Always set both resource requests and limits on every container. Without requests, the scheduler can't make good placement decisions and may overcommit a node; without limits, a single misbehaving pod can consume all of a node's CPU or memory and starve its neighbors, an incident commonly called the 'noisy neighbor' problem.

Scaling and Self-Healing

A HorizontalPodAutoscaler watches a metric like CPU utilization or a custom metric such as queue depth, and automatically adjusts the replica count within a configured min/max range to match load, scaling out during traffic spikes and back in during quiet periods to save cost. Self-healing happens continuously through liveness probes: if a container's liveness check fails repeatedly, the kubelet kills and restarts it automatically, and if an entire node goes unreachable, the control plane reschedules all of its pods onto healthy nodes — this reconciliation loop is what lets Kubernetes maintain the declared desired state without a human intervening for routine failures.

🏏

Cricket analogy: This is like a franchise's squad rotation policy automatically resting and rotating fast bowlers based on workload data during a packed tournament schedule, bringing in reserves without a human manually recalculating fatigue every match.

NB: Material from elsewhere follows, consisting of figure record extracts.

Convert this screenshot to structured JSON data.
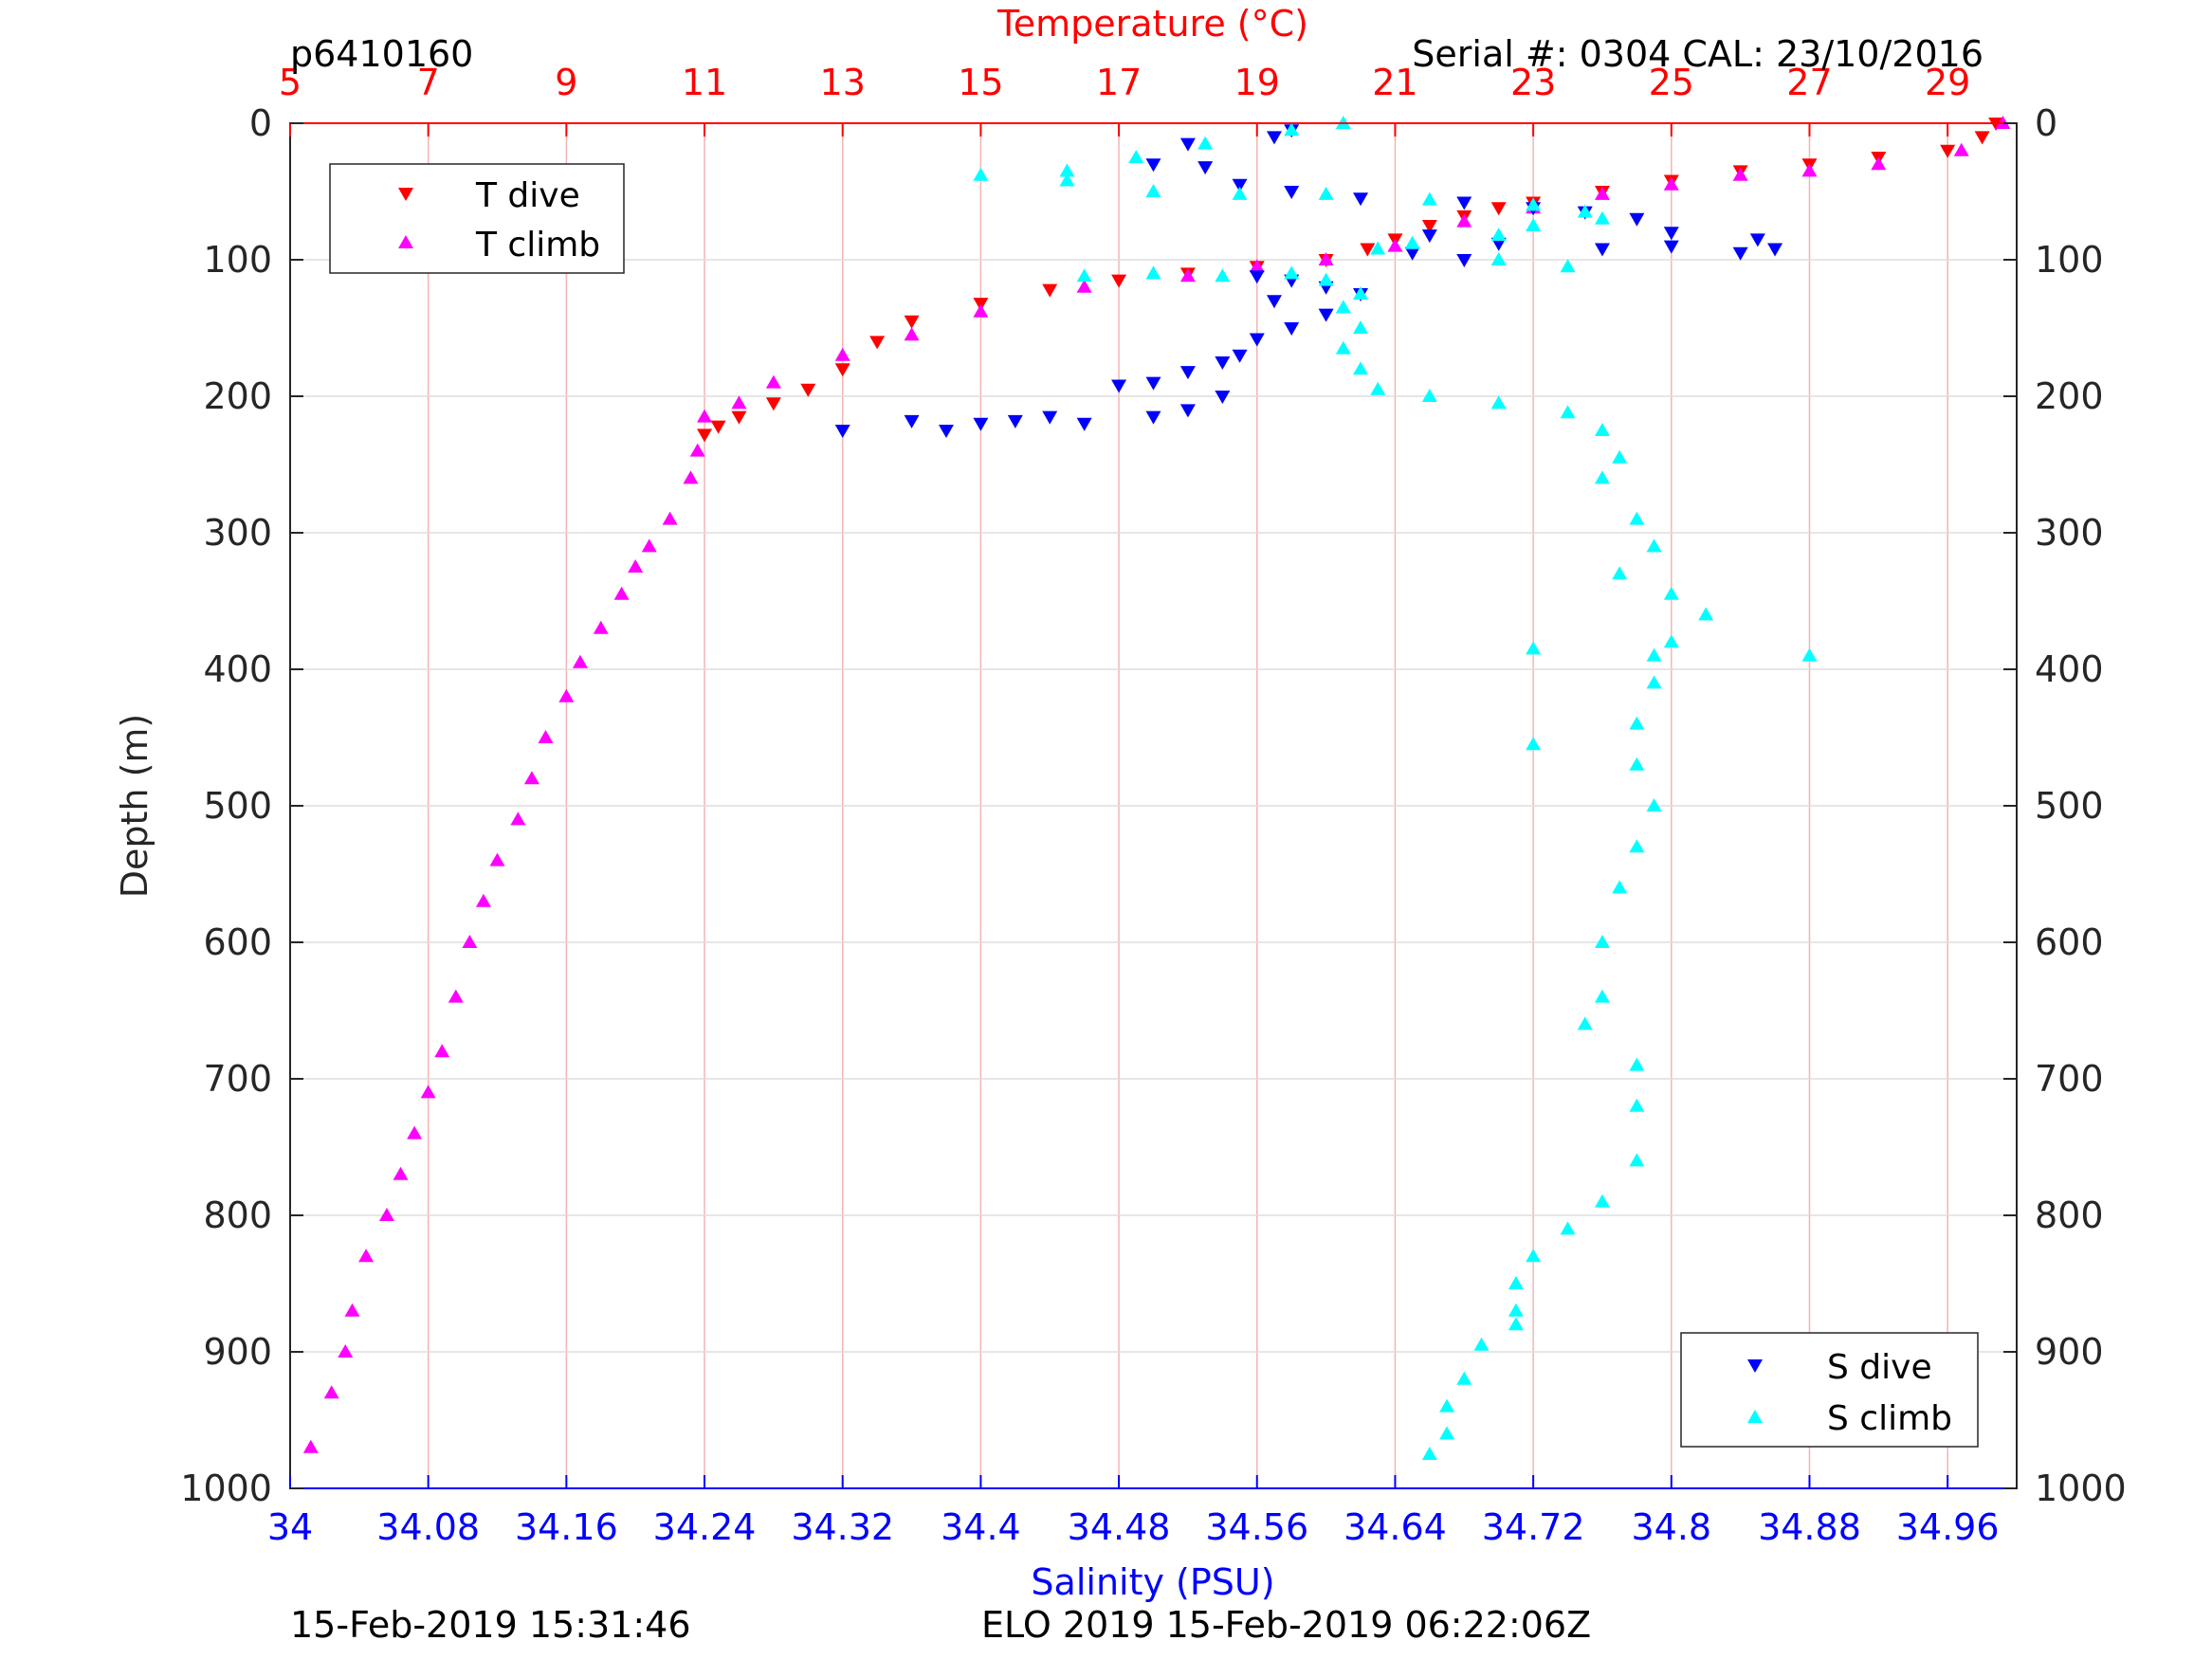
{
  "header": {
    "profile_id": "p6410160",
    "serial_cal": "Serial #: 0304  CAL: 23/10/2016"
  },
  "footer": {
    "left": "15-Feb-2019 15:31:46",
    "right": "ELO 2019 15-Feb-2019 06:22:06Z"
  },
  "colors": {
    "t_dive": "#ff0000",
    "t_climb": "#ff00ff",
    "s_dive": "#0000ff",
    "s_climb": "#00ffff",
    "temp_axis": "#ff0000",
    "sal_axis": "#0000ff",
    "grid_temp": "#f4b4b4",
    "grid_depth": "#dddddd"
  },
  "chart_data": {
    "type": "scatter",
    "top_axis": {
      "label": "Temperature (°C)",
      "range": [
        5,
        30
      ],
      "ticks": [
        "5",
        "7",
        "9",
        "11",
        "13",
        "15",
        "17",
        "19",
        "21",
        "23",
        "25",
        "27",
        "29"
      ]
    },
    "bottom_axis": {
      "label": "Salinity (PSU)",
      "range": [
        34,
        35
      ],
      "ticks": [
        "34",
        "34.08",
        "34.16",
        "34.24",
        "34.32",
        "34.4",
        "34.48",
        "34.56",
        "34.64",
        "34.72",
        "34.8",
        "34.88",
        "34.96"
      ]
    },
    "left_axis": {
      "label": "Depth (m)",
      "range": [
        0,
        1000
      ],
      "reversed": true,
      "ticks": [
        "0",
        "100",
        "200",
        "300",
        "400",
        "500",
        "600",
        "700",
        "800",
        "900",
        "1000"
      ]
    },
    "right_axis": {
      "range": [
        0,
        1000
      ],
      "reversed": true,
      "ticks": [
        "0",
        "100",
        "200",
        "300",
        "400",
        "500",
        "600",
        "700",
        "800",
        "900",
        "1000"
      ]
    },
    "grid": true,
    "legend_temperature": {
      "placement": "top-left",
      "entries": [
        "T dive",
        "T climb"
      ]
    },
    "legend_salinity": {
      "placement": "bottom-right",
      "entries": [
        "S dive",
        "S climb"
      ]
    },
    "series": [
      {
        "name": "T dive",
        "axis": "temperature",
        "marker": "triangle-down",
        "points": [
          [
            29.7,
            0
          ],
          [
            29.5,
            10
          ],
          [
            29.0,
            20
          ],
          [
            28.0,
            25
          ],
          [
            27.0,
            30
          ],
          [
            26.0,
            35
          ],
          [
            25.0,
            42
          ],
          [
            24.0,
            50
          ],
          [
            23.0,
            58
          ],
          [
            22.5,
            62
          ],
          [
            22.0,
            68
          ],
          [
            21.5,
            75
          ],
          [
            21.0,
            85
          ],
          [
            20.6,
            92
          ],
          [
            20.0,
            100
          ],
          [
            19.0,
            105
          ],
          [
            18.0,
            110
          ],
          [
            17.0,
            115
          ],
          [
            16.0,
            122
          ],
          [
            15.0,
            132
          ],
          [
            14.0,
            145
          ],
          [
            13.5,
            160
          ],
          [
            13.0,
            180
          ],
          [
            12.5,
            195
          ],
          [
            12.0,
            205
          ],
          [
            11.5,
            215
          ],
          [
            11.2,
            222
          ],
          [
            11.0,
            228
          ]
        ]
      },
      {
        "name": "T climb",
        "axis": "temperature",
        "marker": "triangle-up",
        "points": [
          [
            29.8,
            0
          ],
          [
            29.2,
            20
          ],
          [
            28.0,
            30
          ],
          [
            27.0,
            35
          ],
          [
            26.0,
            38
          ],
          [
            25.0,
            45
          ],
          [
            24.0,
            52
          ],
          [
            23.0,
            62
          ],
          [
            22.0,
            72
          ],
          [
            21.0,
            90
          ],
          [
            20.0,
            100
          ],
          [
            19.0,
            105
          ],
          [
            18.0,
            112
          ],
          [
            16.5,
            120
          ],
          [
            15.0,
            138
          ],
          [
            14.0,
            155
          ],
          [
            13.0,
            170
          ],
          [
            12.0,
            190
          ],
          [
            11.5,
            205
          ],
          [
            11.0,
            215
          ],
          [
            10.9,
            240
          ],
          [
            10.8,
            260
          ],
          [
            10.5,
            290
          ],
          [
            10.2,
            310
          ],
          [
            10.0,
            325
          ],
          [
            9.8,
            345
          ],
          [
            9.5,
            370
          ],
          [
            9.2,
            395
          ],
          [
            9.0,
            420
          ],
          [
            8.7,
            450
          ],
          [
            8.5,
            480
          ],
          [
            8.3,
            510
          ],
          [
            8.0,
            540
          ],
          [
            7.8,
            570
          ],
          [
            7.6,
            600
          ],
          [
            7.4,
            640
          ],
          [
            7.2,
            680
          ],
          [
            7.0,
            710
          ],
          [
            6.8,
            740
          ],
          [
            6.6,
            770
          ],
          [
            6.4,
            800
          ],
          [
            6.1,
            830
          ],
          [
            5.9,
            870
          ],
          [
            5.8,
            900
          ],
          [
            5.6,
            930
          ],
          [
            5.3,
            970
          ]
        ]
      },
      {
        "name": "S dive",
        "axis": "salinity",
        "marker": "triangle-down",
        "points": [
          [
            34.58,
            5
          ],
          [
            34.57,
            10
          ],
          [
            34.52,
            15
          ],
          [
            34.5,
            30
          ],
          [
            34.53,
            32
          ],
          [
            34.55,
            45
          ],
          [
            34.58,
            50
          ],
          [
            34.62,
            55
          ],
          [
            34.68,
            58
          ],
          [
            34.72,
            62
          ],
          [
            34.75,
            65
          ],
          [
            34.78,
            70
          ],
          [
            34.8,
            80
          ],
          [
            34.85,
            85
          ],
          [
            34.86,
            92
          ],
          [
            34.84,
            95
          ],
          [
            34.8,
            90
          ],
          [
            34.76,
            92
          ],
          [
            34.7,
            88
          ],
          [
            34.66,
            82
          ],
          [
            34.65,
            95
          ],
          [
            34.68,
            100
          ],
          [
            34.56,
            112
          ],
          [
            34.58,
            115
          ],
          [
            34.6,
            120
          ],
          [
            34.62,
            125
          ],
          [
            34.57,
            130
          ],
          [
            34.6,
            140
          ],
          [
            34.58,
            150
          ],
          [
            34.56,
            158
          ],
          [
            34.55,
            170
          ],
          [
            34.54,
            175
          ],
          [
            34.52,
            182
          ],
          [
            34.5,
            190
          ],
          [
            34.48,
            192
          ],
          [
            34.54,
            200
          ],
          [
            34.52,
            210
          ],
          [
            34.5,
            215
          ],
          [
            34.46,
            220
          ],
          [
            34.44,
            215
          ],
          [
            34.4,
            220
          ],
          [
            34.38,
            225
          ],
          [
            34.42,
            218
          ],
          [
            34.32,
            225
          ],
          [
            34.36,
            218
          ]
        ]
      },
      {
        "name": "S climb",
        "axis": "salinity",
        "marker": "triangle-up",
        "points": [
          [
            34.61,
            0
          ],
          [
            34.58,
            5
          ],
          [
            34.53,
            15
          ],
          [
            34.49,
            25
          ],
          [
            34.45,
            35
          ],
          [
            34.4,
            38
          ],
          [
            34.45,
            42
          ],
          [
            34.5,
            50
          ],
          [
            34.55,
            52
          ],
          [
            34.6,
            52
          ],
          [
            34.66,
            56
          ],
          [
            34.72,
            60
          ],
          [
            34.75,
            65
          ],
          [
            34.76,
            70
          ],
          [
            34.72,
            75
          ],
          [
            34.7,
            82
          ],
          [
            34.65,
            88
          ],
          [
            34.63,
            92
          ],
          [
            34.7,
            100
          ],
          [
            34.74,
            105
          ],
          [
            34.58,
            110
          ],
          [
            34.54,
            112
          ],
          [
            34.5,
            110
          ],
          [
            34.46,
            112
          ],
          [
            34.6,
            115
          ],
          [
            34.62,
            125
          ],
          [
            34.61,
            135
          ],
          [
            34.62,
            150
          ],
          [
            34.61,
            165
          ],
          [
            34.62,
            180
          ],
          [
            34.63,
            195
          ],
          [
            34.66,
            200
          ],
          [
            34.7,
            205
          ],
          [
            34.74,
            212
          ],
          [
            34.76,
            225
          ],
          [
            34.77,
            245
          ],
          [
            34.76,
            260
          ],
          [
            34.78,
            290
          ],
          [
            34.79,
            310
          ],
          [
            34.77,
            330
          ],
          [
            34.8,
            345
          ],
          [
            34.82,
            360
          ],
          [
            34.8,
            380
          ],
          [
            34.79,
            390
          ],
          [
            34.72,
            385
          ],
          [
            34.88,
            390
          ],
          [
            34.79,
            410
          ],
          [
            34.78,
            440
          ],
          [
            34.72,
            455
          ],
          [
            34.78,
            470
          ],
          [
            34.79,
            500
          ],
          [
            34.78,
            530
          ],
          [
            34.77,
            560
          ],
          [
            34.76,
            600
          ],
          [
            34.76,
            640
          ],
          [
            34.75,
            660
          ],
          [
            34.78,
            690
          ],
          [
            34.78,
            720
          ],
          [
            34.78,
            760
          ],
          [
            34.76,
            790
          ],
          [
            34.74,
            810
          ],
          [
            34.72,
            830
          ],
          [
            34.71,
            850
          ],
          [
            34.71,
            870
          ],
          [
            34.71,
            880
          ],
          [
            34.69,
            895
          ],
          [
            34.68,
            920
          ],
          [
            34.67,
            940
          ],
          [
            34.67,
            960
          ],
          [
            34.66,
            975
          ]
        ]
      }
    ]
  }
}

  • Kubernetes is a container orchestrator that continuously reconciles actual cluster state to match a declared desired state.
  • Pods are the smallest deployable unit; Deployments manage ReplicaSets to keep the desired replica count running.
  • Rolling updates gradually replace old pods with new ones according to maxUnavailable and maxSurge settings.
  • Services provide a stable virtual IP/DNS name that load-balances traffic across healthy pods.
  • Readiness probes exclude not-yet-ready pods from receiving traffic; liveness probes trigger automatic restarts.
  • Resource requests and limits are essential to avoid scheduler mistakes and the noisy neighbor problem.
  • HorizontalPodAutoscaler adjusts replica count automatically based on CPU or custom metrics.